“It’s an underground supper club,” Dan explained last week.
I wasn’t sure what he meant by underground, but I was certainly game for a free five course meal. So when the cab pulled over at a particularly dark corner in South Williamsburg, the small red bulb glowing as a singular indication, I was naturally suspicious. The bar was not just empty, it looked like it has been abandoned.
Inside, we flashed a photo to the woman running the dinner and were escorted into a small, warm-wooded room. The chef sat gingerly behind the bar, gently cracking quail eggs over lamb tartar.
“Are you ready for five courses of lamb?” Dan asked.
I nodded and poured a tall glass of wine.
By 8:30, all twenty guests had arrived, and we sat awkwardly at two tables. At first conversation was quiet. So-and-so is the owner of such-and-such bar, and so-and-so is writing a book.
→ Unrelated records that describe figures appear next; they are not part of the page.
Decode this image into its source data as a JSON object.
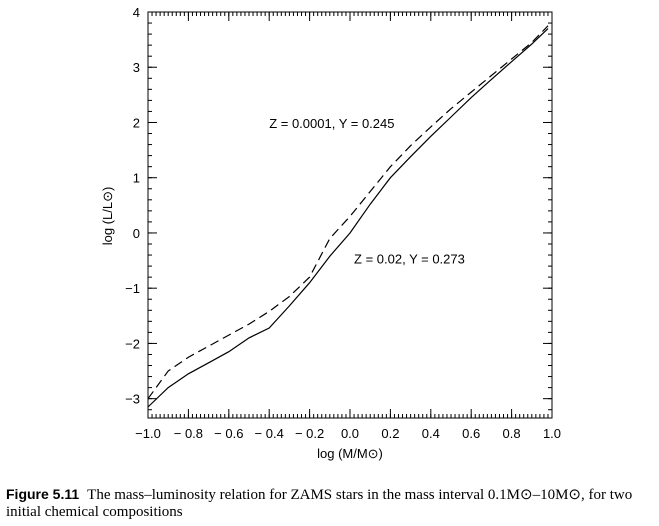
{
  "chart_data": {
    "type": "line",
    "xlabel": "log (M/M⊙)",
    "ylabel": "log (L/L⊙)",
    "xlim": [
      -1.0,
      1.0
    ],
    "ylim": [
      -3.35,
      4.0
    ],
    "xticks": [
      -1.0,
      -0.8,
      -0.6,
      -0.4,
      -0.2,
      0.0,
      0.2,
      0.4,
      0.6,
      0.8,
      1.0
    ],
    "xtick_labels": [
      "−1.0",
      "− 0.8",
      "− 0.6",
      "− 0.4",
      "− 0.2",
      "0.0",
      "0.2",
      "0.4",
      "0.6",
      "0.8",
      "1.0"
    ],
    "yticks": [
      -3,
      -2,
      -1,
      0,
      1,
      2,
      3,
      4
    ],
    "ytick_labels": [
      "−3",
      "−2",
      "−1",
      "0",
      "1",
      "2",
      "3",
      "4"
    ],
    "grid": false,
    "series": [
      {
        "name": "Z = 0.0001, Y = 0.245",
        "style": "dashed",
        "x": [
          -1.0,
          -0.9,
          -0.8,
          -0.7,
          -0.6,
          -0.5,
          -0.4,
          -0.3,
          -0.2,
          -0.1,
          0.0,
          0.1,
          0.2,
          0.3,
          0.4,
          0.5,
          0.6,
          0.7,
          0.8,
          0.9,
          0.98
        ],
        "y": [
          -3.0,
          -2.5,
          -2.25,
          -2.05,
          -1.85,
          -1.65,
          -1.42,
          -1.15,
          -0.8,
          -0.1,
          0.3,
          0.75,
          1.2,
          1.58,
          1.92,
          2.25,
          2.55,
          2.85,
          3.15,
          3.45,
          3.75
        ]
      },
      {
        "name": "Z = 0.02, Y = 0.273",
        "style": "solid",
        "x": [
          -1.0,
          -0.9,
          -0.8,
          -0.7,
          -0.6,
          -0.5,
          -0.4,
          -0.3,
          -0.2,
          -0.1,
          0.0,
          0.1,
          0.2,
          0.3,
          0.4,
          0.5,
          0.6,
          0.7,
          0.8,
          0.9,
          0.98
        ],
        "y": [
          -3.15,
          -2.8,
          -2.55,
          -2.35,
          -2.15,
          -1.9,
          -1.72,
          -1.32,
          -0.9,
          -0.42,
          0.0,
          0.52,
          1.0,
          1.38,
          1.75,
          2.1,
          2.45,
          2.78,
          3.1,
          3.42,
          3.7
        ]
      }
    ],
    "annotations": [
      {
        "text": "Z = 0.0001, Y = 0.245",
        "x": -0.4,
        "y": 1.9
      },
      {
        "text": "Z = 0.02, Y = 0.273",
        "x": 0.02,
        "y": -0.55
      }
    ]
  },
  "caption": {
    "label": "Figure 5.11",
    "text": "The mass–luminosity relation for ZAMS stars in the mass interval 0.1M⊙–10M⊙, for two initial chemical compositions"
  }
}
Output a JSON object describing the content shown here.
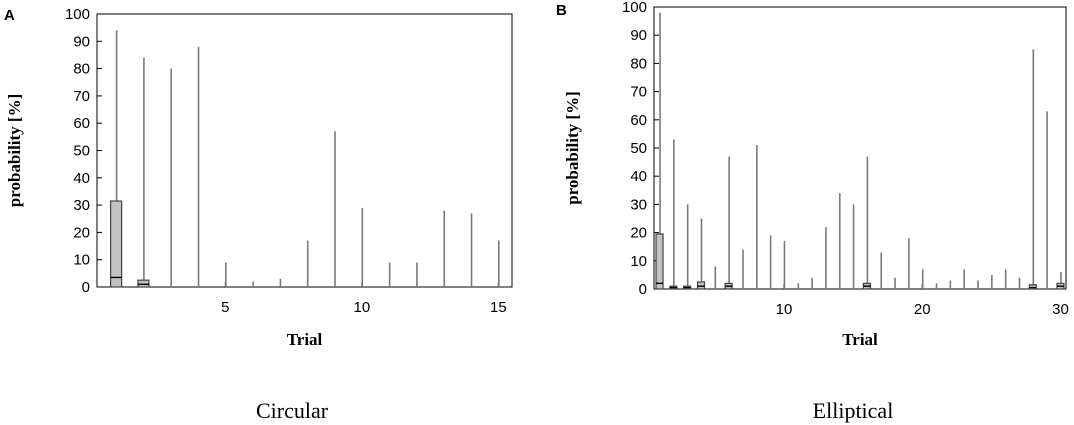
{
  "chart_data": [
    {
      "type": "bar",
      "panel": "A",
      "caption": "Circular",
      "xlabel": "Trial",
      "ylabel": "probability [%]",
      "ylim": [
        0,
        100
      ],
      "xlim": [
        0.3,
        15.5
      ],
      "yticks": [
        0,
        10,
        20,
        30,
        40,
        50,
        60,
        70,
        80,
        90,
        100
      ],
      "xticks": [
        5,
        10,
        15
      ],
      "grid": false,
      "x": [
        1,
        2,
        3,
        4,
        5,
        6,
        7,
        8,
        9,
        10,
        11,
        12,
        13,
        14,
        15
      ],
      "values": [
        94,
        84,
        80,
        88,
        9,
        2,
        3,
        17,
        57,
        29,
        9,
        9,
        28,
        27,
        17
      ],
      "boxes": [
        {
          "x": 1,
          "low": 0,
          "median": 3.5,
          "high": 31.5
        },
        {
          "x": 2,
          "low": 0,
          "median": 1,
          "high": 2.5
        }
      ]
    },
    {
      "type": "bar",
      "panel": "B",
      "caption": "Elliptical",
      "xlabel": "Trial",
      "ylabel": "probability [%]",
      "ylim": [
        0,
        100
      ],
      "xlim": [
        0.6,
        30.4
      ],
      "yticks": [
        0,
        10,
        20,
        30,
        40,
        50,
        60,
        70,
        80,
        90,
        100
      ],
      "xticks": [
        10,
        20,
        30
      ],
      "grid": false,
      "x": [
        1,
        2,
        3,
        4,
        5,
        6,
        7,
        8,
        9,
        10,
        11,
        12,
        13,
        14,
        15,
        16,
        17,
        18,
        19,
        20,
        21,
        22,
        23,
        24,
        25,
        26,
        27,
        28,
        29,
        30
      ],
      "values": [
        98,
        53,
        30,
        25,
        8,
        47,
        14,
        51,
        19,
        17,
        2,
        4,
        22,
        34,
        30,
        47,
        13,
        4,
        18,
        7,
        2,
        3,
        7,
        3,
        5,
        7,
        4,
        85,
        63,
        6
      ],
      "boxes": [
        {
          "x": 1,
          "low": 0,
          "median": 2,
          "high": 19.5
        },
        {
          "x": 2,
          "low": 0,
          "median": 0.5,
          "high": 1
        },
        {
          "x": 3,
          "low": 0,
          "median": 0.5,
          "high": 1
        },
        {
          "x": 4,
          "low": 0,
          "median": 1,
          "high": 2.5
        },
        {
          "x": 6,
          "low": 0,
          "median": 1,
          "high": 2
        },
        {
          "x": 16,
          "low": 0,
          "median": 1,
          "high": 2
        },
        {
          "x": 28,
          "low": 0,
          "median": 0.5,
          "high": 1.5
        },
        {
          "x": 30,
          "low": 0,
          "median": 1,
          "high": 2
        }
      ]
    }
  ]
}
The tartar tasted bright and fresh, and the lamb offal over noodles was beginning to weaken my knees. Red wine flowed generously, and suddenly forks full of roasted lamb leg and sausage were waving around, laughter bouncing off the cedar walls and distracting the musician in the corner. Lamb bacon was seized upon; the apple truffle vinaigrette wiped swiftly off the bottom of the dish by fingers.
After dinner, we stayed and drank. So-and-so from such-and-such was so drunk he bought four or five bottles for the eight of us left at our table. We yelled to be heard over the laughter, and the chef sat quietly until he, too, was poured a giant glass of wine. We watched a video of the lamb being butchered. We ordered more bottles of wine, and spilled some on the floor, the tablecloth, our hands.
We smoked outside. “That’s not a cigarette,” laughed Dan, who was swaying in the crunch of snow. Our hands smelled like lamb, our lips were purple, and our hearts had grown hot from the wine.
As we crossed the bridge back to Manhattan, Dan growled happily about the lamb in the front seat, but asked to be let out early. He needed a slice of pizza, and I was in no state to argue.